Sudan, with contributions of $340 million, is the most significant market outside these regions. In addition, Egypt, Bangladesh and Pakistan are growing at a rapid pace.

"The industry is not without risks, but its potential remains an important feature of Muslim emerging markets for many indigenous and global insurance players," Nazim said.

In terms of regions, takaful contributions in the Indian subcontinent grew by 85 per cent, making it the world's fastest growing takaful market. It was followed by the Levant (40 per cent), GCC (31 per cent), Southeast Asia (29 per cent) and Africa (26 per cent ).

"The Mena takaful market is much younger than the Malaysian market and, therefore, has not yet achieved the same level of scale. This affects the operating performance of the takaful players. Within the Mena region, the GCC is a more competitive market with a larger number of players and will drive growth for the industry. Key takaful markets are characterised by low insurance penetration rates and comparatively high rates of economic growth, leading to a positive outlook for the sector as a whole," Nazim said.

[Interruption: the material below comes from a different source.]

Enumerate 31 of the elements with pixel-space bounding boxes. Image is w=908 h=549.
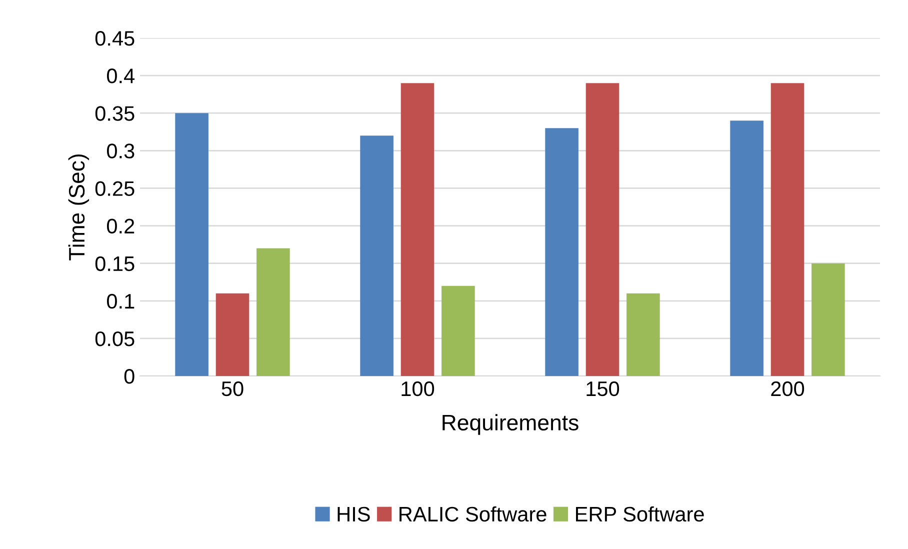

In terms of individual countries, Indonesia topped the takaful market with a growth rate of 67 per cent, followed by Bangladesh (58 per cent) and Saudi Arabia (34 per cent).

Lower return

The takful industry in general is facing a lower return on equity (RoE) due to intensified competition that small local firms face from established conventional players. In the GCC, average RoE of conventional insurers was 11 per cent while the takaful sector posted 10 per cent in 2010.

In Malaysia, the average RoE was 16 per cent for conventional insurers and 6 per cent for takaful operators.

Malaysia boasts significantly lower claims ratios than the GCC, largely due to the difference in dominant business lines.

The GCC is dominated by general takaful whereas in Malaysia it is mostly family takaful.

Most industry CEOs interviewed by Ernst & Young agreed that it is no longer business as usual. More than 70 per cent of respondents identified competition as a key risk going forward.

Overall, the Ernst & Young report observes that family takaful market remains underpenetrated and is estimated to contribute only 5 per cent of gross contributions in the Mena region. By comparison, conventional life in 2009 contributed 58 per cent of gross global insurance premiums.

Family takaful in Malaysia is highly penetrated and is estimated to contribute 77 per cent of net takaful contributions in 2010.